Retrospective Study
Copyright ©The Author(s) 2015. Published by Baishideng Publishing Group Inc. All rights reserved.
World J Gastroenterol. May 21, 2015; 21(19): 5972-5978
Published online May 21, 2015. doi: 10.3748/wjg.v21.i19.5972
Clinicopathologic features of remnant gastric cancer over time following distal gastrectomy
De-Wei Zhang, Biao Dong, Zhen Li, Dong-Qiu Dai
De-Wei Zhang, Biao Dong, Zhen Li, Dong-Qiu Dai, Department of Gastrointestinal Surgery, The Fourth Affiliated Hospital of China Medical University, Shenyang 110032, Liaoning Province, China
Author contributions: Zhang DW and Dai DQ conceived the study; Zhang DW, Li Z, and Dong B collected and analyzed the data; Zhang DW, Dong B, and Dai DQ designed the study and participated in writing the paper; Zhang DW submitted the final manuscript and all authors read and approved the final manuscript.
Ethics approval: This retrospective study was approved by the Ethics Committee of The Fourth Affiliated Hospital, China Medical University. All patient records and information were anonymized and deidentified prior to analysis.
Informed consent: All study participants or their legal guardian provided informed written consent prior to this study.
Conflict-of-interest: All the authors declare that they have no conflict of interest.
Data sharing: Technical appendix, statistical methods, and some datasets are available from the corresponding author at syzhangdewei@sohu.com.
Open-Access: This article is an open-access article which was selected by an in-house editor and fully peer-reviewed by external reviewers. It is distributed in accordance with the Creative Commons Attribution Non Commercial (CC BY-NC 4.0) license, which permits others to distribute, remix, adapt, build upon this work non-commercially, and license their derivative works on different terms, provided the original work is properly cited and the use is non-commercial. See: http://creativecommons.org/licenses/by-nc/4.0/
Correspondence to: De-Wei Zhang, Associate Professor, Associate Chief Physician, Department of Gastrointestinal Surgery, The Fourth Affiliated Hospital of China Medical University, Chongshan East Road, Huanggu District, Shenyang 110032, Liaoning Province, China. syzhangdewei@sohu.com
Telephone: +86-24-62043191 Fax: +86-24-62043191
Received: December 20, 2014
Peer-review started: December 21, 2014
First decision: January 8, 2015
Revised: January 21, 2015
Accepted: February 13, 2015
Article in press: February 13, 2015
Published online: May 21, 2015
Processing time: 150 Days and 20.3 Hours
Abstract

AIM: To investigate remnant gastric cancer (RGC) at various times after gastrectomy, and lay a foundation for the management of RGC.

METHODS: Sixty-five patients with RGC > 2 years and < 10 years after gastrectomy (RGC I) and forty-nine with RGC > 10 years after gastrectomy (RGC II) who underwent curative surgery were enrolled in the study.
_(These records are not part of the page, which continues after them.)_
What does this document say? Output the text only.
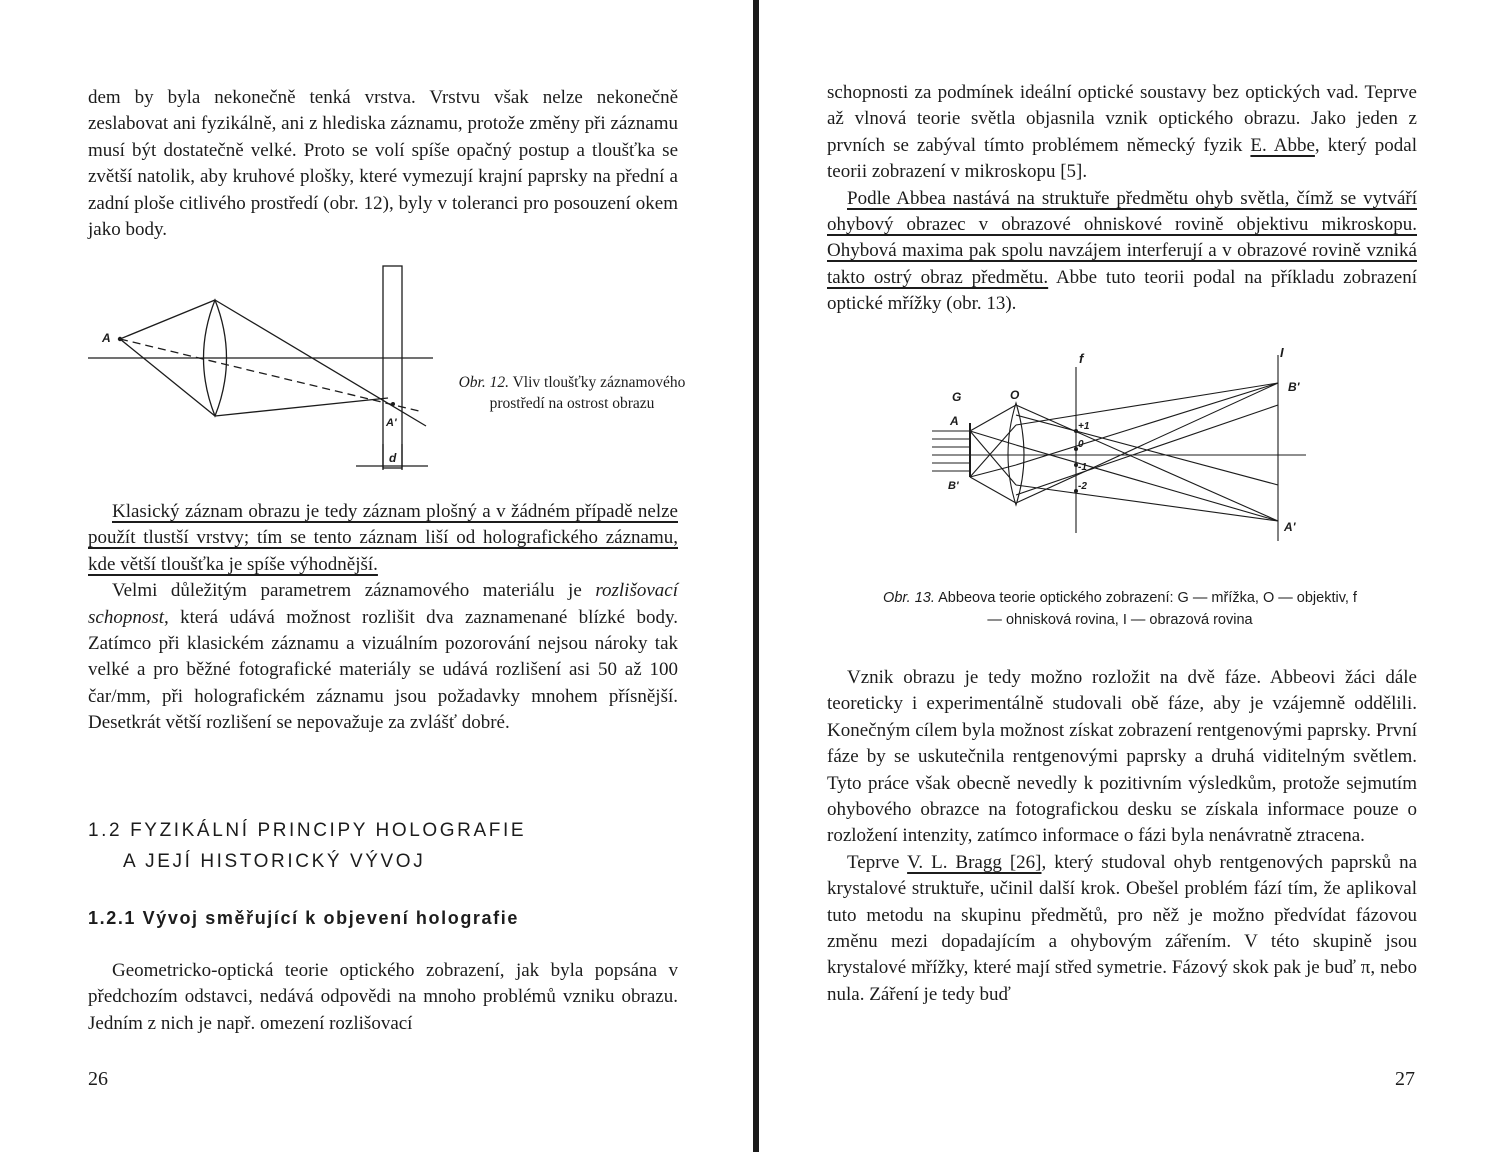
dem by byla nekonečně tenká vrstva. Vrstvu však nelze nekonečně zeslabovat ani fyzikálně, ani z hlediska záznamu, protože změny při záznamu musí být dostatečně velké. Proto se volí spíše opačný postup a tloušťka se zvětší natolik, aby kruhové plošky, které vymezují krajní paprsky na přední a zadní ploše citlivého prostředí (obr. 12), byly v toleranci pro posouzení okem jako body.

A
A'
d
Obr. 12. Vliv tloušťky záznamového prostředí na ostrost obrazu

Klasický záznam obrazu je tedy záznam plošný a v žádném případě nelze použít tlustší vrstvy; tím se tento záznam liší od holografického záznamu, kde větší tloušťka je spíše výhodnější.

Velmi důležitým parametrem záznamového materiálu je rozlišovací schopnost, která udává možnost rozlišit dva zaznamenané blízké body. Zatímco při klasickém záznamu a vizuálním pozorování nejsou nároky tak velké a pro běžné fotografické materiály se udává rozlišení asi 50 až 100 čar/mm, při holografickém záznamu jsou požadavky mnohem přísnější. Desetkrát větší rozlišení se nepovažuje za zvlášť dobré.

1.2 FYZIKÁLNÍ PRINCIPY HOLOGRAFIE
A JEJÍ HISTORICKÝ VÝVOJ
1.2.1 Vývoj směřující k objevení holografie

Geometricko-optická teorie optického zobrazení, jak byla popsána v předchozím odstavci, nedává odpovědi na mnoho problémů vzniku obrazu. Jedním z nich je např. omezení rozlišovací

26

schopnosti za podmínek ideální optické soustavy bez optických vad. Teprve až vlnová teorie světla objasnila vznik optického obrazu. Jako jeden z prvních se zabýval tímto problémem německý fyzik E. Abbe, který podal teorii zobrazení v mikroskopu [5].

Podle Abbea nastává na struktuře předmětu ohyb světla, čímž se vytváří ohybový obrazec v obrazové ohniskové rovině objektivu mikroskopu. Ohybová maxima pak spolu navzájem interferují a v obrazové rovině vzniká takto ostrý obraz předmětu. Abbe tuto teorii podal na příkladu zobrazení optické mřížky (obr. 13).

G	O
f	I
A
B'
B'
A'
+1
0
-1
-2
Obr. 13. Abbeova teorie optického zobrazení: G — mřížka, O — objektiv, f — ohnisková rovina, I — obrazová rovina

Vznik obrazu je tedy možno rozložit na dvě fáze. Abbeovi žáci dále teoreticky i experimentálně studovali obě fáze, aby je vzájemně oddělili. Konečným cílem byla možnost získat zobrazení rentgenovými paprsky. První fáze by se uskutečnila rentgenovými paprsky a druhá viditelným světlem. Tyto práce však obecně nevedly k pozitivním výsledkům, protože sejmutím ohybového obrazce na fotografickou desku se získala informace pouze o rozložení intenzity, zatímco informace o fázi byla nenávratně ztracena.

Teprve V. L. Bragg [26], který studoval ohyb rentgenových paprsků na krystalové struktuře, učinil další krok. Obešel problém fází tím, že aplikoval tuto metodu na skupinu předmětů, pro něž je možno předvídat fázovou změnu mezi dopadajícím a ohybovým zářením. V této skupině jsou krystalové mřížky, které mají střed symetrie. Fázový skok pak je buď π, nebo nula. Záření je tedy buď

27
The clinicopathologic factors, surgical outcomes, and prognosis were compared between RGC I and RGC II.

RESULTS: There was no significant difference in surgical outcomes between RGC I and RGC II. For patients reconstructed with Billroth II, significantly more patients were RGC II compared with RGC (71.9% vs 21.2%, P < 0.001), and more RGC II patients had anastomotic site locations compared to RGC I (31.0% vs 56.3%, P = 0.038). The five-year survival rates for the patients with RGC I and RGC II were 37.6% and 47.9%, respectively, but no significant difference was observed. Borrmann type and tumor stage were confirmed to be independent prognostic factors in both groups.
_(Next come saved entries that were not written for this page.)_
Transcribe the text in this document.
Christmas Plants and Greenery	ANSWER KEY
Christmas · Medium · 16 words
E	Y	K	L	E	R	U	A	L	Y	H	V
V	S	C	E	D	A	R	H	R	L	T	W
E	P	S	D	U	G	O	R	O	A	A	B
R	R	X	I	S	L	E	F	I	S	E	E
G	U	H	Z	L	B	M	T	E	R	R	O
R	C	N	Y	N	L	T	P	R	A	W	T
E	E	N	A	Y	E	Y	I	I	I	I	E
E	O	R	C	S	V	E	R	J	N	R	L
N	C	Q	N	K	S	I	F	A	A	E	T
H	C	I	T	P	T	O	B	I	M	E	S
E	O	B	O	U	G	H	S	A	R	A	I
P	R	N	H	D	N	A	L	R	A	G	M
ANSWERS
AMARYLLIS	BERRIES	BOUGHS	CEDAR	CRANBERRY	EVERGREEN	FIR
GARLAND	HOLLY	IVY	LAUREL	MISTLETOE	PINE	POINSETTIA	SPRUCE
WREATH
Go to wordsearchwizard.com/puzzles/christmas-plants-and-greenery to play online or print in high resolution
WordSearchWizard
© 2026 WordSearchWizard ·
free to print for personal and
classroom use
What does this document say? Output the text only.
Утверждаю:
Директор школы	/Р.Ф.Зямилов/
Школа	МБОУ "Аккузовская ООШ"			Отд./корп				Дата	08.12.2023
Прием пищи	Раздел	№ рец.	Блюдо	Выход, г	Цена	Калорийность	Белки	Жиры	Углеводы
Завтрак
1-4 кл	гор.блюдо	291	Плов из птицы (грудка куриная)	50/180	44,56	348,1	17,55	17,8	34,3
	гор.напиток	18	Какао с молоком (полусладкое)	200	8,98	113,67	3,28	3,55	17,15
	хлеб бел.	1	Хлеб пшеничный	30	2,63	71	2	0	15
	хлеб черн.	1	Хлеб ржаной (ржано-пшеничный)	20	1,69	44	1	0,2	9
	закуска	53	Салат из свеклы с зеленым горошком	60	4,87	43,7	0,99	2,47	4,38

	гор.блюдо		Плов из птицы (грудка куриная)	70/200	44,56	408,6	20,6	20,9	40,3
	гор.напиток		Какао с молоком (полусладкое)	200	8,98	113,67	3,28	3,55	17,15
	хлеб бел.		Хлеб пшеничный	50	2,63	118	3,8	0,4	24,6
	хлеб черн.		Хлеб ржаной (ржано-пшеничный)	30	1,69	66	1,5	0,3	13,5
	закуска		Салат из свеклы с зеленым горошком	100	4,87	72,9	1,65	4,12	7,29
CONCLUSION: RGC II is located on the anastomotic site in higher frequency and more cases develop after Billroth II reconstruction than RGC I.

Keywords: Clinical pathology; Recurrence; Remnant gastric cancer; Survival

Core tip: This article is an important paper about clinicopathologic features of remnant gastric cancer (RGC) and the comparison of RGC with time interval of > 2 and ≤ 10 years (RGC I) after prior gastrectomy for gastric cancers. RGC after 10 years was easier to locate on the anastomotic site than RGC I. The predominant reconstruction type of the first operation is Billroth I for RGC I and Billroth II for RGC II. There may be different pathogeneses in different subgroups of RGC.